Prebble celebrated his 39th birthday on Friday by climbing aboard a John Size-trained pair of feature race contenders in Contentment and Amazing Kids for all-weather track trials ahead of upcoming first-up assignments.

Contentment won the Group One Queen’s Silver Jubilee Cup for Prebble in February and the six-year-old comes back to his pet distance of 1,400m for the first time since then in Saturday’s Group Three Celebration Cup.

“Just a typical John Size-type trial, no negative, it’s just about fitness for him, he is a good horse,” Prebble said. “Amazing Kids jumped fast and showed good gate speed, that’s as good as he goes in a trial, he had a good blow and he will come on for that.”

A tough decision maybe coming for Prebble when it comes to Amazing Kids – the promising type was unlucky when running home for fifth in Chautauqua’s Group One Chairman’s Sprint Prize and was then second to Peniaphobia in the Sha Tin Vase.

Prebble is also the regular rider of Lucky Bubbles – who was put away after a second to Chautauqua and returns with expectations the five-year-old will be a Hong Kong Sprint contender.

Of Prebble’s rides on Sunday, Merion looks hardest to beat – even if the tricky Derek Cruz-trained five-year-old has found a difficult 1,400m Class Two.

“He is the best horse in the race, if he puts his mind to it and does it, he wins,” Prebble said, referring to the quirks that have stopped Merion breaking through in seven starts despite going close and starting single figures in all but one start. “He isn’t the easiest horse to ride, has blinkers on and he can pull – he needs a strong tempo.”

Prebble said barrier six is a plus as Merion returns to the same course and distance where he was second to Flying Moochi at the first meeting of the season.

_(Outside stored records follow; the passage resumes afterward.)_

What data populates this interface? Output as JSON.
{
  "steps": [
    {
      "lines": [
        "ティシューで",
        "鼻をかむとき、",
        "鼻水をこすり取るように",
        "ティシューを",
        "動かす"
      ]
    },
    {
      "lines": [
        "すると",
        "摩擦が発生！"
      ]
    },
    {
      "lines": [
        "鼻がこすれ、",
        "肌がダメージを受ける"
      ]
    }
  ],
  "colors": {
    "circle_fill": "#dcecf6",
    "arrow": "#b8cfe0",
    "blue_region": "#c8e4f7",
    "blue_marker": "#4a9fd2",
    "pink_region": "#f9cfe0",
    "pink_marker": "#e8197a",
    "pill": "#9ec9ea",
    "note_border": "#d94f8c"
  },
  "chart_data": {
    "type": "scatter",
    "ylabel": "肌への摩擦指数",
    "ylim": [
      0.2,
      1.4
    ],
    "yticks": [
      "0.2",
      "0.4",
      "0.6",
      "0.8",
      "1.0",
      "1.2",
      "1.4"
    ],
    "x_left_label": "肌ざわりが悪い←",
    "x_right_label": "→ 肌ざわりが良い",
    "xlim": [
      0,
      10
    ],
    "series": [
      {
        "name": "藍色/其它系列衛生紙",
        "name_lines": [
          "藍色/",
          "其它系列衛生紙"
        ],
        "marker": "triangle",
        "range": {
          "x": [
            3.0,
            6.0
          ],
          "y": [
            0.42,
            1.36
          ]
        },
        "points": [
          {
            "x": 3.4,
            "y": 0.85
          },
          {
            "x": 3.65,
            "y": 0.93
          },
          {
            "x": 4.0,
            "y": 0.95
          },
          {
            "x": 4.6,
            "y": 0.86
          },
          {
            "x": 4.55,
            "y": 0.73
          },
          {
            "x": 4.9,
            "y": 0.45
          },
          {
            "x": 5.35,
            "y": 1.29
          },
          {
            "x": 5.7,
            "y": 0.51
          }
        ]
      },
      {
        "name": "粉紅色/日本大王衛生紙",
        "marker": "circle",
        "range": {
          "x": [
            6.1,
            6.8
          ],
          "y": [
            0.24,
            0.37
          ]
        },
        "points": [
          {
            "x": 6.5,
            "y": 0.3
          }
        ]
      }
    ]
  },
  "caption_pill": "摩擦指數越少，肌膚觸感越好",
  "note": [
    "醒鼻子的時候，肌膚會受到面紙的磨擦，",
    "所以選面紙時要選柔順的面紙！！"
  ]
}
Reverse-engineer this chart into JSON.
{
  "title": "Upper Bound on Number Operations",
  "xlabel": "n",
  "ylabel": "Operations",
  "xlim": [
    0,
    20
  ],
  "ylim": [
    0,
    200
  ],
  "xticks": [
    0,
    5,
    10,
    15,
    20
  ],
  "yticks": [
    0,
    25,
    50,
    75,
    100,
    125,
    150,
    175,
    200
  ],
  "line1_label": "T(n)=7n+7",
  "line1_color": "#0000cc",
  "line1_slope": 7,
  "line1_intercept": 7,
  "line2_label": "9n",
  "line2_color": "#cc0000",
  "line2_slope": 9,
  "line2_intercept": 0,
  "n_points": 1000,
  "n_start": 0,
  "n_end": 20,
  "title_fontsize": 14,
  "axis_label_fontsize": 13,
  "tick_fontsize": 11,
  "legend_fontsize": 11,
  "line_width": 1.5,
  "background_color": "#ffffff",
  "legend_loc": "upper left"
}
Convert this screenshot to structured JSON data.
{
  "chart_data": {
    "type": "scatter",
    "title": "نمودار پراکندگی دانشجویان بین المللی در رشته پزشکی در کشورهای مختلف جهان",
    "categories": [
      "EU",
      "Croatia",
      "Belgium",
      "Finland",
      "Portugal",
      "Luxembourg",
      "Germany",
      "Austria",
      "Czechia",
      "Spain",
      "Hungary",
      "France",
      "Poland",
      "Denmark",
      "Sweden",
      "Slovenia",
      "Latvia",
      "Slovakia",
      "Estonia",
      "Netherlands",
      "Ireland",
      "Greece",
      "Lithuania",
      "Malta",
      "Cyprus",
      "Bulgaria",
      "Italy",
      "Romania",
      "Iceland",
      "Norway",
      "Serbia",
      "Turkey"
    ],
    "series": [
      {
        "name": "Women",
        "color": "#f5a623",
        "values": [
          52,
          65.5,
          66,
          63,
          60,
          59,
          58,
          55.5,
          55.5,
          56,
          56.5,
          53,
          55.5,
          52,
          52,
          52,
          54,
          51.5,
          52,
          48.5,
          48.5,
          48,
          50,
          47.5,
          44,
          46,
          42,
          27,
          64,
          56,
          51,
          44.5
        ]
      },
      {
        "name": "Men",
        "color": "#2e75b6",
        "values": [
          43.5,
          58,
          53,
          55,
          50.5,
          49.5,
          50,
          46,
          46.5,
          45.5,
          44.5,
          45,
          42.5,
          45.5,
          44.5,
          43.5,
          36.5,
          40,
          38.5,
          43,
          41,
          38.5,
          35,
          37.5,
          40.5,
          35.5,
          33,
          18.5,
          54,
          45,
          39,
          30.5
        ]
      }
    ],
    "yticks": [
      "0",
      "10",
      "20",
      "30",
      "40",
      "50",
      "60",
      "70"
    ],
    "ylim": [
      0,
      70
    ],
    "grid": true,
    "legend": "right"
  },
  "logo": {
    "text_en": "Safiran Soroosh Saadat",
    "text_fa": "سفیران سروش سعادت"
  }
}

“If we get that nice even tempo and can find a trail – then he will get his chance,” he said.

Neil Callan has given up the ride on Merion in favour of Consort – a horse whose expensive price tag and high profile owner, Pan Sutong, have ensured headlines throughout a mostly underwhelming six-start local career.

“Whether the whole of last season has been a learning curve and just acclimatisation, we won’t know until he gets to the races, and probably after a run or two,” Callan said of the grey, who has raced once after being gelded in late April. “At 1,400m I would expecting him to need a run.”

Consort was third over 1,600m in the 2015 Group One St. James’s Palace Stakes as a three-year-old and then fourth in the Group One Hong Kong Derby earlier this year – leading Callan to believe the son of Lope De Vega’s best trip lies somewhere in between.

Even if Callan is right and Consort is not yet at his best first-up and at 1,400m, taking the ride still comes as part of an attractive package of first call on Pan’s horses throughout the season.

That means Callan will also ride Group One winner Giant Treasure and also the option of riding a pair of European imports yet to be renamed, Royal Ascot winner Primitivo and Smuggler’s Moon.